What isn’t free, Brown manages to get on the cheap. He eschews Costco and traditional restaurant suppliers in favor of Big Lots in Essex and Williston’s Mr. G’s Liquidation Center. (At the latter wholesaler, ultra-fluffy toilet paper goes for 29 cents a roll, he confides, presenting one.) The cheerful, fruit-patterned juice glasses came from a dollar store, where Brown bought them one at a time. “Coming from the Caribbean, you make do with what you have,” he explains.
He helps others do the same. Brown has earned a Coveted Badge Award from the Burlington Police Department, a Community Impact Award from the United Way of Chittenden County, and even a certificate from the Daughters of the American Revolution. He’s the founder and executive director of the Greater Burlington Multicultural Resource Center. Last June, Brown was a prominent voice advocating for a mixed-race couple whose St. Albans wedding had been interrupted by the border patrol.
Each January, Brown organizes the Burlington Dr. Martin Luther King Jr. remembrance event. Guest speakers have included such big names as Dick Gregory, Cicely Tyson, Anita Hill and educator Stedman Graham (perhaps better known as Oprah Winfrey’s consort). For an unrelated event at UVM in 2005, Brown even enticed Desmond Tutu to brave the Vermont weather. He fed them all.
But he doesn’t just hobnob with the rich and famous.
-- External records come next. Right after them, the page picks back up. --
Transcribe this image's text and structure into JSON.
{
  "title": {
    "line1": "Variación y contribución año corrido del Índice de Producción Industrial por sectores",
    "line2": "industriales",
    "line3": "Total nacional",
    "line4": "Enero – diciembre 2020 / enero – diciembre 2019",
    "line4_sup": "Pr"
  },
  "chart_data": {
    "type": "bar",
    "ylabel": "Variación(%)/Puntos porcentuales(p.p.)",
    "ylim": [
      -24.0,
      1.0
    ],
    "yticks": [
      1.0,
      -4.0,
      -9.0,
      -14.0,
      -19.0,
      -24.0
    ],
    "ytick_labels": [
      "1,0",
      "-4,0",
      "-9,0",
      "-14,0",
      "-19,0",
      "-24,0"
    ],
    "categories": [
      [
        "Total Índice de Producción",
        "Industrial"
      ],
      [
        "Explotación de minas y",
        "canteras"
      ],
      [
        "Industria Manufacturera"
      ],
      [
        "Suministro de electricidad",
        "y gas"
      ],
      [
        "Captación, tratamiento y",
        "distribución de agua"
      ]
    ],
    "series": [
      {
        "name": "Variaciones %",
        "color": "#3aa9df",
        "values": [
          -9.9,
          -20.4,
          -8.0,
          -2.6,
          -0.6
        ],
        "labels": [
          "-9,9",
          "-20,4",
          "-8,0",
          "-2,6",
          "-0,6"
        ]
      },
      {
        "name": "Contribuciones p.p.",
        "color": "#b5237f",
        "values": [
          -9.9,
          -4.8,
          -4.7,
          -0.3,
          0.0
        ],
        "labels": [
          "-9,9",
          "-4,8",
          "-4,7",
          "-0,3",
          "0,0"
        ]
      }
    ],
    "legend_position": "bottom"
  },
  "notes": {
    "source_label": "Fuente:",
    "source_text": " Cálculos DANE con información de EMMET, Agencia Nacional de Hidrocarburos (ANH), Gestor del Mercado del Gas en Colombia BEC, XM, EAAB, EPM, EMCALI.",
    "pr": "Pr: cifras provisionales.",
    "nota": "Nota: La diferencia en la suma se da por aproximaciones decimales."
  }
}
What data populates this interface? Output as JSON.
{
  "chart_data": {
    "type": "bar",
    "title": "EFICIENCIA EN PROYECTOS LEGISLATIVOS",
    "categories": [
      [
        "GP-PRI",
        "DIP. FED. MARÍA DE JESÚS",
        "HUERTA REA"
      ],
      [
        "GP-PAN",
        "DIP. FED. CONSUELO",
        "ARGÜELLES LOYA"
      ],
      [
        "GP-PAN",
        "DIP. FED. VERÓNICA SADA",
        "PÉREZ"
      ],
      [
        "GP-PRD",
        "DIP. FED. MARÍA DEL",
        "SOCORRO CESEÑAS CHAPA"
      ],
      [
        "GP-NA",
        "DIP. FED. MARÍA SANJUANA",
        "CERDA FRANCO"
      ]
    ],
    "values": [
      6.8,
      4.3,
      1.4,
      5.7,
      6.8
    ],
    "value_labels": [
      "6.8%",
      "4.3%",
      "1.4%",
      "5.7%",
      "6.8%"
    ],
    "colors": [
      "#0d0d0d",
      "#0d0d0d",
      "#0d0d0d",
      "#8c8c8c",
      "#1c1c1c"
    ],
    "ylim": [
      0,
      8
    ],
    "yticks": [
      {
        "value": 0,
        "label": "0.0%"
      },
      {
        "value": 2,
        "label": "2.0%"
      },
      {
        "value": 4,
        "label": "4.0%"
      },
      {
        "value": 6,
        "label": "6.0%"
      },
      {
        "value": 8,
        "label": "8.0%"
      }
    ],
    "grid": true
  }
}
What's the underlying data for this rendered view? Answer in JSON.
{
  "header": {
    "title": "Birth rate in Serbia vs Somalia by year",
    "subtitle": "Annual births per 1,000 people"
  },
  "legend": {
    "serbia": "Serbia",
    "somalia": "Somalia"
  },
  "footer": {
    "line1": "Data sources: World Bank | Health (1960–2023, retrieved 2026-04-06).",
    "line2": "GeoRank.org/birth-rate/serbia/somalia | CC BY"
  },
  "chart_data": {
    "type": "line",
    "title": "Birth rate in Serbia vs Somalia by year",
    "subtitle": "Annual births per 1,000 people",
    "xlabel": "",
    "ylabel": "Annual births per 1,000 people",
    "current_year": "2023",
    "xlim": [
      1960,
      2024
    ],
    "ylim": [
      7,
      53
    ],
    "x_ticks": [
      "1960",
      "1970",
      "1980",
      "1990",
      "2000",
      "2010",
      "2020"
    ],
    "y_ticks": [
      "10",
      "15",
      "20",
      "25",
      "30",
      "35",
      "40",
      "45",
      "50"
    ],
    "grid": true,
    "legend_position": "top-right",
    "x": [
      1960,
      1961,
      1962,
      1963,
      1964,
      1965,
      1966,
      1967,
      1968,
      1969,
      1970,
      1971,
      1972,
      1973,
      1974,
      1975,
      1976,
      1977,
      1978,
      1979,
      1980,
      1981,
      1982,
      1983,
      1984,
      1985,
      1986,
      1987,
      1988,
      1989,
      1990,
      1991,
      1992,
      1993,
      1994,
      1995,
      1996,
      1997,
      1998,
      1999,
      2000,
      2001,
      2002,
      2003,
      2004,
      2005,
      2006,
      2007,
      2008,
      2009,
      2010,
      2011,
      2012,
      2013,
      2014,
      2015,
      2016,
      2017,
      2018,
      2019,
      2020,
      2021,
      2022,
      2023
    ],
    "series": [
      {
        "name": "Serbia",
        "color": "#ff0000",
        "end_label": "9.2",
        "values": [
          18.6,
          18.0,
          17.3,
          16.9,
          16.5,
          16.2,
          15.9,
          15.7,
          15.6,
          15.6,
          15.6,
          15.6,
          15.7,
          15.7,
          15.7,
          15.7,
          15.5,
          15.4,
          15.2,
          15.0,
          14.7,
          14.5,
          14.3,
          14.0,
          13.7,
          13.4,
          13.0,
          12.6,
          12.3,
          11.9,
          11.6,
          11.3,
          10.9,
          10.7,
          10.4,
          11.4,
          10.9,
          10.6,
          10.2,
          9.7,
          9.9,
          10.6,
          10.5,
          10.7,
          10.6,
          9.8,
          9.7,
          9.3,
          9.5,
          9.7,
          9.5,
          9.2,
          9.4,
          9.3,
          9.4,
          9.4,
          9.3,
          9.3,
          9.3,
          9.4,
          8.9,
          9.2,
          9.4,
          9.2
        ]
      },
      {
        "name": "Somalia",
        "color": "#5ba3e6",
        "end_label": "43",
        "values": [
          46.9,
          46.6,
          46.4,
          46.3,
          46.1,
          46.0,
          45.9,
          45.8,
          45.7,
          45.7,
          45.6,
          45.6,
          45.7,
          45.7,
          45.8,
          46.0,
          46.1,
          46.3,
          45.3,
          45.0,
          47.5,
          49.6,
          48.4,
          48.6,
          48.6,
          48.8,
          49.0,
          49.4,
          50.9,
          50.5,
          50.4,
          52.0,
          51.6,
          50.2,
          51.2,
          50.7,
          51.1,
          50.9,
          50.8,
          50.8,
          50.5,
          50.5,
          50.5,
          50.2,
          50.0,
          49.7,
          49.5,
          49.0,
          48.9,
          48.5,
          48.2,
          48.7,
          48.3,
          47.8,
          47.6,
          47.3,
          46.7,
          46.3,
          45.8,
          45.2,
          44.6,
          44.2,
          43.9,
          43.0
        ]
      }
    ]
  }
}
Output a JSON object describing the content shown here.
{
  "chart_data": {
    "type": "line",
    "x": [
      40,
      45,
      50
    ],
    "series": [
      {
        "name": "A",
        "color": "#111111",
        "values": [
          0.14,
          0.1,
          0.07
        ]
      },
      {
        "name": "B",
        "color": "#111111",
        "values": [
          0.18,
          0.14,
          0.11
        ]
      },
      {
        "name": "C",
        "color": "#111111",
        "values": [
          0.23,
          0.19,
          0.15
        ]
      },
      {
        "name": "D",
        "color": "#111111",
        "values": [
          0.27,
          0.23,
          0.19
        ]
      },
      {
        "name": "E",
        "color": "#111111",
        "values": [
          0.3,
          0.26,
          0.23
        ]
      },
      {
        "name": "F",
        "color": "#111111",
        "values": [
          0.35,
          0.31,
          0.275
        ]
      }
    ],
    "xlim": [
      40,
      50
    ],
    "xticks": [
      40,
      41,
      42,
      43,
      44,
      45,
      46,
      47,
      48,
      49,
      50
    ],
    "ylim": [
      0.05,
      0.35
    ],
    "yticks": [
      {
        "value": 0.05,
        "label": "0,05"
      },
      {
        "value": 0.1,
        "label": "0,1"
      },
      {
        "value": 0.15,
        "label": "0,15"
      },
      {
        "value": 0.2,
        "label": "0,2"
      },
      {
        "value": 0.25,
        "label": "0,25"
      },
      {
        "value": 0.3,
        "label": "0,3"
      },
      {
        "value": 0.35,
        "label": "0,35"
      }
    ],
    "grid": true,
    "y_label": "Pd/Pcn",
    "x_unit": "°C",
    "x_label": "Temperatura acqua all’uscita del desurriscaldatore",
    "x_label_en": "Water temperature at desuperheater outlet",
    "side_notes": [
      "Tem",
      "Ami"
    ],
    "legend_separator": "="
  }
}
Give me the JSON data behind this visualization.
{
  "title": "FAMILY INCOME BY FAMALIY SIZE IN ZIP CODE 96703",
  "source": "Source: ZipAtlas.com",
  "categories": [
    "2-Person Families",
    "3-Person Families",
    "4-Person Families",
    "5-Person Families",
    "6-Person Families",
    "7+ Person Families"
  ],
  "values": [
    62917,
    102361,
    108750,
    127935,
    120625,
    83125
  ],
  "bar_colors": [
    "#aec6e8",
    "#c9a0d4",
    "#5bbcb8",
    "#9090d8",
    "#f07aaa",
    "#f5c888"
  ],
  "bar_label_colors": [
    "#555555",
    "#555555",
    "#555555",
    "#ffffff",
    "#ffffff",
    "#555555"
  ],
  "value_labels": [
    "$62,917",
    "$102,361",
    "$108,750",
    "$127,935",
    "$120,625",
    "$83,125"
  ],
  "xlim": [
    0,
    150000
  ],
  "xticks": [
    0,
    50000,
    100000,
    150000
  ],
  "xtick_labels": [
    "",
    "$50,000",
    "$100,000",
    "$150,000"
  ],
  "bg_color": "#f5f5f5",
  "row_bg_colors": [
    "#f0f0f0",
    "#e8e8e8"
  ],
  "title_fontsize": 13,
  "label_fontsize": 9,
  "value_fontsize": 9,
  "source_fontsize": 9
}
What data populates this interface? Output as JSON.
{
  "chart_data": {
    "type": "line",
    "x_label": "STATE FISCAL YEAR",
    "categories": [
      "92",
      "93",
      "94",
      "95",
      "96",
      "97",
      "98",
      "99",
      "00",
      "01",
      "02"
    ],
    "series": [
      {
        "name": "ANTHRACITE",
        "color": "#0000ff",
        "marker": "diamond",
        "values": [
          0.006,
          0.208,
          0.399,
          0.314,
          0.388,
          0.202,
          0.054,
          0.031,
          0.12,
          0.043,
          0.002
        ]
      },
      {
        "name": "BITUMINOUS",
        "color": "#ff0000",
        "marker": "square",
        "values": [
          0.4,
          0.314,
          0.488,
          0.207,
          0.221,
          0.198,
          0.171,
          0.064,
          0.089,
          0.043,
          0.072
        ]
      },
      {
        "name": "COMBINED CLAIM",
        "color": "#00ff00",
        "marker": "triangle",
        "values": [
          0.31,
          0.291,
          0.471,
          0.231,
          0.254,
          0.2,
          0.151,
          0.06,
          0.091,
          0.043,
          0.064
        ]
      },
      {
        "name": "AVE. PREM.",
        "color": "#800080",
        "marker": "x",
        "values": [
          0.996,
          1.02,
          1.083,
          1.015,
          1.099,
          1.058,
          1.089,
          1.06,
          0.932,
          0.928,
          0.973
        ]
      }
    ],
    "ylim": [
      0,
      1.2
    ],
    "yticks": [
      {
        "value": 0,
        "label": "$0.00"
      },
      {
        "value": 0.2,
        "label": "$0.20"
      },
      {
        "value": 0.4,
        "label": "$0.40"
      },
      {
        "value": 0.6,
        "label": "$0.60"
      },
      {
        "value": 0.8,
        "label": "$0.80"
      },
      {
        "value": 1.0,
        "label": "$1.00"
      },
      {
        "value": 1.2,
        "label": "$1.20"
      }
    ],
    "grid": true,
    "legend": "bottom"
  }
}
According to Brown, he’s often the first person his neighbors turn to when they’re in search of a job. In the space of a 90-minute interview, about a dozen neighbors and students stop in at Caribbean Buffet to chat. Some are from the Caribbean themselves.
According to Martha Maksym, director of community investments at United Way of Chittenden County, “Most of us have been touched by Patrick.” Maksym calls Brown no less than “a visionary,” adding, “He is someone who has been a champion for recognizing diversity and inclusion in this community. He’s a quiet hero.”
Popularity in the community has its downside: People often stop in to ask Brown for money, among other things. “You would find it so dramatic the things people ask,” says Brown. “I was standing at the door last week, and a gentleman who was new in town from Trinidad said, ‘You guys are from the islands; you must have some pot.’ Another young guy came in and asked if I had some cocaine. If that were the case, there would probably be a line out my door!”
All Brown can offer is a patient ear. He doesn’t have any jobs to offer, since Caribbean Buffet is a one-man operation. That’s why, on days when his classes run late, so does dinner. To address the problem, Brown plans to hold next semester’s labs right in the restaurant so he can teach, serve and cook.
Although Brown spends a lot of time at the restaurant, he serves dinner only — and acknowledges that many locals think this is not enough. “If I were open more, I would be burnt out,” he says. He hopes to put his business on a stable enough footing so he can hire others to help serve during the lunch hour. “I have my eyes set on bigger goals,” Brown says.
That includes someday opening a Caribbean food store where the area’s growing island community — including more than a few UVM students — can purchase all its favorite items.
Fans of Caribbean Buffet often suggest to Brown that he could expand his business if he moved it to Church Street. Brown disagrees. “Something like this,” he says, “you don’t need to have a prime location. If I were in Essex and had a Caribbean restaurant, people would find it.”